HAMPTONS DOC FEST HONORS MATTHEW HEINEMAN
WITH THE 2023 PENNEBAKER CAREER ACHIEVEMENT AWARD
GALA EVENING HONORING MATTHEW HEINEMAN
SATURDAY, DEC 2, BAY STREET THEATER
6:30PM Cocktail/Buffet Reception
8:00PM Pennebaker Award and Interview by former Pennebaker Awardee Liz Garbus with Matthew Heineman
Followed by screening of American Symphony
Tackling difficult and often hard-to- access subjects while addressing great social truths.
It’s impossible to not be charmed by documentary filmmaker Matthew Heineman. Despite his many cinematic accomplishments at a young age (he’s now only 40), the Academy Award-nominated and nine- time Emmy Award-winning filmmaker remains unaffected by what he has pulled off–getting access to many subjects that were often off-limits to outsiders while traveling to hot spots throughout the world.
He didn’t start out with a desire to be a gutsy filmmaker. His fascination with American history led him to seek a career as a teacher, but after being rejected by Teach for America, he went on a road trip with his three best friends after graduating from Dartmouth College. As he shot roll after roll of the young people he met during their journey–150 hours of film over three months–he fell in love with the process of filmmaking. Eventually the finished film (Our Time) was sent to HBO and, while they didn’t accept it, they ended up hiring him for the Alzheimer’s Project, where he helped produce one of several films on the subject.
Throughout his illustrious career, Heineman takes on large amorphous subjects and tries to understand them, humanize them, and attempt to make the world care about the topics he picks to explore. He doesn’t select easy or safe subjects; consider that he’s made films about the war in Afghanistan (Retrograde), the drug war in Mexico (Cartel Land), Isis in Syria (City of Ghosts), COVID (The First Wave), and the problems with healthcare (Escape Fire: The Fight to Rescue American Healthcare), to name a few. Heineman says, you can “speak great social truths through the power of the documentary film.”
Cartel Land, about the Mexican Drug War, was nominated for the Academy Award for Best Documentary Feature in 2016. He won the Outstanding Directorial Achievement in Documentary award from the Director’s Guild of America for the often-brutal film and also the 2015 Courage Under Fire Award by the International Documentary Association.
City of Ghosts came out two years later and took a hard-hitting look at the atrocities in Syria. The Guardian gave the film five stars and called it “the definitive contemporary documentary about the tragedy of Syria.” Moreover, Heineman won the Outstanding Directorial Achievement in Documentary award from the Director’s Guild of America again, becoming one of only three people to win the prestigious honor twice.
Heineman’s films often take time, both to get access and then to make them.
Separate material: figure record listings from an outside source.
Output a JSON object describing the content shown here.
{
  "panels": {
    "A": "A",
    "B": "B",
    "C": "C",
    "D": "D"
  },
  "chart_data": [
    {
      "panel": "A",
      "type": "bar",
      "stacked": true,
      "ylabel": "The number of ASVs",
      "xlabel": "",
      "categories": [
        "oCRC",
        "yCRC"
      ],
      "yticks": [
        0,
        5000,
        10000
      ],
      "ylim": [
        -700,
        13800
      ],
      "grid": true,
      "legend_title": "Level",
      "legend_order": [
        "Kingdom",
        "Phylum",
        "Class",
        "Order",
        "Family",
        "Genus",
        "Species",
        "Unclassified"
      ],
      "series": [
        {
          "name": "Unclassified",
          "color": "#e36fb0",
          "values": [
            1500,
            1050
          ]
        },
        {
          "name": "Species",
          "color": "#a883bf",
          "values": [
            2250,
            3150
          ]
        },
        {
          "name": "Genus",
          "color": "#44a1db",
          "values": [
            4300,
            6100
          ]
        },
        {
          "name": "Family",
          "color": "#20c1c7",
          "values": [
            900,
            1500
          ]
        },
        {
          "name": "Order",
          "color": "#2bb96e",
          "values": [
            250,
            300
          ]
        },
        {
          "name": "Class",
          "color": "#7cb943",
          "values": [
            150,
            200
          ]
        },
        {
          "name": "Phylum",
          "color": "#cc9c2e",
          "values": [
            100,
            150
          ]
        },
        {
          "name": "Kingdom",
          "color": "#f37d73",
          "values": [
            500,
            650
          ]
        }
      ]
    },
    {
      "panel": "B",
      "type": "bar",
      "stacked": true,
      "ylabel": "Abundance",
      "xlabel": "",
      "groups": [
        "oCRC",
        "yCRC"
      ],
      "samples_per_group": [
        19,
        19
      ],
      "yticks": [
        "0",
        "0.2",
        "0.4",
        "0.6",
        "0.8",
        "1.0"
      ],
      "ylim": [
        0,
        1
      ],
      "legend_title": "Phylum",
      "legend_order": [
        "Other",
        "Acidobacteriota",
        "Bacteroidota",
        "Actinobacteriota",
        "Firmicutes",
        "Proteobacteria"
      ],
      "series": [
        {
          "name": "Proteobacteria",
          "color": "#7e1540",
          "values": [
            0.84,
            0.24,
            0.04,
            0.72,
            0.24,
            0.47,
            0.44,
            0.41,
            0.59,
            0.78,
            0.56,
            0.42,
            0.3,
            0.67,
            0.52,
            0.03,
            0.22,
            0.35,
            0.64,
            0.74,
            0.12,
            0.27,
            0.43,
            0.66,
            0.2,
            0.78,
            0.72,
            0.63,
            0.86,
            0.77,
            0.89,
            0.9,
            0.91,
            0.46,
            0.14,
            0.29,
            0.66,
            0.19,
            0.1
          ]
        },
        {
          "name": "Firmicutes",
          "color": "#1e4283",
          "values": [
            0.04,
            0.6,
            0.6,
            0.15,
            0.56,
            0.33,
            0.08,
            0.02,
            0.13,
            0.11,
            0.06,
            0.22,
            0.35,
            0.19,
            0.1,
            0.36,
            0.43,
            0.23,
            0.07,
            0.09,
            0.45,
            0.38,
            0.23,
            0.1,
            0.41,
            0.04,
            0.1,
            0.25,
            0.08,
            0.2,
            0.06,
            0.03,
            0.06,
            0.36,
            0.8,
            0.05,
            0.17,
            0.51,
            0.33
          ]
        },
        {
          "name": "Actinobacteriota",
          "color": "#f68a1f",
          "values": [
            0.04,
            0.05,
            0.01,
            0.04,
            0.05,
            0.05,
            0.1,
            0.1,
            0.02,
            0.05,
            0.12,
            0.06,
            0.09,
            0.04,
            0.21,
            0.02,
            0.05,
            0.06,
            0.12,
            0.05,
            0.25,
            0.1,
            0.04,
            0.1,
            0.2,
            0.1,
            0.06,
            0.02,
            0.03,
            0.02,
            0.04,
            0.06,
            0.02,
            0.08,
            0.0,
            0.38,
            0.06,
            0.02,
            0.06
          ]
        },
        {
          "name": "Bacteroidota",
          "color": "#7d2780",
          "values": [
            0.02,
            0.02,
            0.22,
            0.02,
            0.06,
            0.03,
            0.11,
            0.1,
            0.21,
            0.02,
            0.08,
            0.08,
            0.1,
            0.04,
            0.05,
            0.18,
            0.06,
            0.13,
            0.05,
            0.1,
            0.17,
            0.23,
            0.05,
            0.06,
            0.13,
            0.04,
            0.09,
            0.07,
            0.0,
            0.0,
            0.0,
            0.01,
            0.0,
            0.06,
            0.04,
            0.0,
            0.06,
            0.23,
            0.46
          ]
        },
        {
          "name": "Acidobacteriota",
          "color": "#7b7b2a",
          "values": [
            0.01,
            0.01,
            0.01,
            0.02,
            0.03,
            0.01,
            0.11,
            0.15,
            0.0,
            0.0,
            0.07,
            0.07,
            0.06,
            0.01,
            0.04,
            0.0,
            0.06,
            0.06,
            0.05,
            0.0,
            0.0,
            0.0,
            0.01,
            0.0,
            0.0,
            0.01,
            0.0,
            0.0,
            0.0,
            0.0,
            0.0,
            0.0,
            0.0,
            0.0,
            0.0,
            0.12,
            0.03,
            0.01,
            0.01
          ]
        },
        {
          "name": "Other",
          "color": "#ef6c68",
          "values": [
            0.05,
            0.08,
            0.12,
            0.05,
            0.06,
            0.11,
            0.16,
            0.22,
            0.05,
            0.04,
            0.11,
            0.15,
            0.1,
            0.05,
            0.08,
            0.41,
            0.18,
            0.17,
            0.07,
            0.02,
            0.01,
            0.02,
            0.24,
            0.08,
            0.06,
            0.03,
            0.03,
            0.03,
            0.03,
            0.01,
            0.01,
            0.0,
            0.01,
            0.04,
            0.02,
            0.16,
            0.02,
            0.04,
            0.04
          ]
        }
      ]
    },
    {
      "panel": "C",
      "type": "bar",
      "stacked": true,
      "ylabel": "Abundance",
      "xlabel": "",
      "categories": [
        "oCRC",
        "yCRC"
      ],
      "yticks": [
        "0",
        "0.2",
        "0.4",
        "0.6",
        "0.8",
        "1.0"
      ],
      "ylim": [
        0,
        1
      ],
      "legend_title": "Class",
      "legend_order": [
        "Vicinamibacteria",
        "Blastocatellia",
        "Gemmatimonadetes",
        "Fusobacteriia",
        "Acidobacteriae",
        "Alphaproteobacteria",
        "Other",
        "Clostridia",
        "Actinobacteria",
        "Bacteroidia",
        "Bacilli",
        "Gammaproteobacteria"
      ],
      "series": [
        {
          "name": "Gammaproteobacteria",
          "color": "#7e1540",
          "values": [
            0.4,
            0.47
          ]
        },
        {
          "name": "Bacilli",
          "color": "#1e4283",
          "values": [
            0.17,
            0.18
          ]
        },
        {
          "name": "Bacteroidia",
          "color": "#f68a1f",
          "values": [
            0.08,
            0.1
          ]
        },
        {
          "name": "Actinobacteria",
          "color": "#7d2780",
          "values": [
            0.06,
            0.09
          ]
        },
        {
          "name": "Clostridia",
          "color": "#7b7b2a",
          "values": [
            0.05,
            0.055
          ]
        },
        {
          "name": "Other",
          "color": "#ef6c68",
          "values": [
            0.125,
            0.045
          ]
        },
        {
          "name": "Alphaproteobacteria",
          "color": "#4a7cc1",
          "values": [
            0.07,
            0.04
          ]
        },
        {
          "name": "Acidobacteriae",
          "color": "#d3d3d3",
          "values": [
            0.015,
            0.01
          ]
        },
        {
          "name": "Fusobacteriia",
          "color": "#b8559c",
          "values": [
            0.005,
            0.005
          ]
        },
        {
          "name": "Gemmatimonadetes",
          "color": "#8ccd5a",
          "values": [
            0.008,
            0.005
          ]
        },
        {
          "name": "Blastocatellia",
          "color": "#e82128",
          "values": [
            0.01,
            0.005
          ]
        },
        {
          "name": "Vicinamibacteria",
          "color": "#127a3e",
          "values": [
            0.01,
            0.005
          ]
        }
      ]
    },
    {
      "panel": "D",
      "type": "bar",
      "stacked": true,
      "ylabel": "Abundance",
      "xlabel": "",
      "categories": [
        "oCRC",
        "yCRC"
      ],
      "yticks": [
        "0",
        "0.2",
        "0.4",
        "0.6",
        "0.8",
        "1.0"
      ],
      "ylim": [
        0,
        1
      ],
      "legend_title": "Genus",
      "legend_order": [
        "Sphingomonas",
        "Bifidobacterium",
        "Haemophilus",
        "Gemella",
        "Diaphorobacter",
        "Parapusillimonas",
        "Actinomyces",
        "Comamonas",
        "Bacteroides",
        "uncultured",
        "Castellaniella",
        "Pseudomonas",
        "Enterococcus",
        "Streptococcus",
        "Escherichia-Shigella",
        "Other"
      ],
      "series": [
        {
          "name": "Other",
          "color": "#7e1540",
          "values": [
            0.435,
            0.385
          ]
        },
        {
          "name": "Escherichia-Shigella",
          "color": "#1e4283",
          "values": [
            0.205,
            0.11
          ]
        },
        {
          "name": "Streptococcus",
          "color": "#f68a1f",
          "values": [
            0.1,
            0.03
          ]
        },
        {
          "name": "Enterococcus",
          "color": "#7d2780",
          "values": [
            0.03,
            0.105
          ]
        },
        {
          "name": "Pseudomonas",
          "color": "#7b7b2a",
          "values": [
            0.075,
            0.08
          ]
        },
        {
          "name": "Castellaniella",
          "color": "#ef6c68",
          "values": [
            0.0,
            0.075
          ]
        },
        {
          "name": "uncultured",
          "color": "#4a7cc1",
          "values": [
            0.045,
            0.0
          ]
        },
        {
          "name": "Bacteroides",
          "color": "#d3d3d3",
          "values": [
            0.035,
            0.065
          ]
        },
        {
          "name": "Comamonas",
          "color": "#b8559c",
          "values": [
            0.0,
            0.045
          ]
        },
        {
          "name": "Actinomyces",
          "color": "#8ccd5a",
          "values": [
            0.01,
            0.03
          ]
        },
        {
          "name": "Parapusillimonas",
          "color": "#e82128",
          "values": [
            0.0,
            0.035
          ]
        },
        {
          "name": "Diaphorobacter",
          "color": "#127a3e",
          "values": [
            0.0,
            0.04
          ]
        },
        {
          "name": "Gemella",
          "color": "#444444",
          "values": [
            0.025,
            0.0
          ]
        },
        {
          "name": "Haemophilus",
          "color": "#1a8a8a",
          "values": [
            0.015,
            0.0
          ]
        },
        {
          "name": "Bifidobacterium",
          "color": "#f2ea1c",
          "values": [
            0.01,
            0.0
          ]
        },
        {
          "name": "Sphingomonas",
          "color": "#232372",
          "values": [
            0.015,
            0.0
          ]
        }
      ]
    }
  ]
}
When he starts a new film, Heineman doesn’t know exactly where the story will take him. Retrograde tells the story of the war in Afghanistan, but when he started this project, he didn’t know he’d end up being in Afghanistan as
the U.S. military pulled out. When he was 21, a mentor told him: If you end up with the story you started with, then you weren’t listening along the way. That lesson has stayed with him, and he always goes where the story takes him.
The fact that he has often been in hazardous war zones for his films doesn’t mean he’s a thrill seeker. He says he doesn’t get off on being in dangerous situations and was often scared during the filming of Retrograde. “It was scary getting in a Black Hawk helicopter when you knew there was a chance of getting shot at by a rocket from the Taliban,” he admits. To calm his nerves, he would focus on his camera. “If I’m risking my life,” he added, “I sure as hell better cover it well.”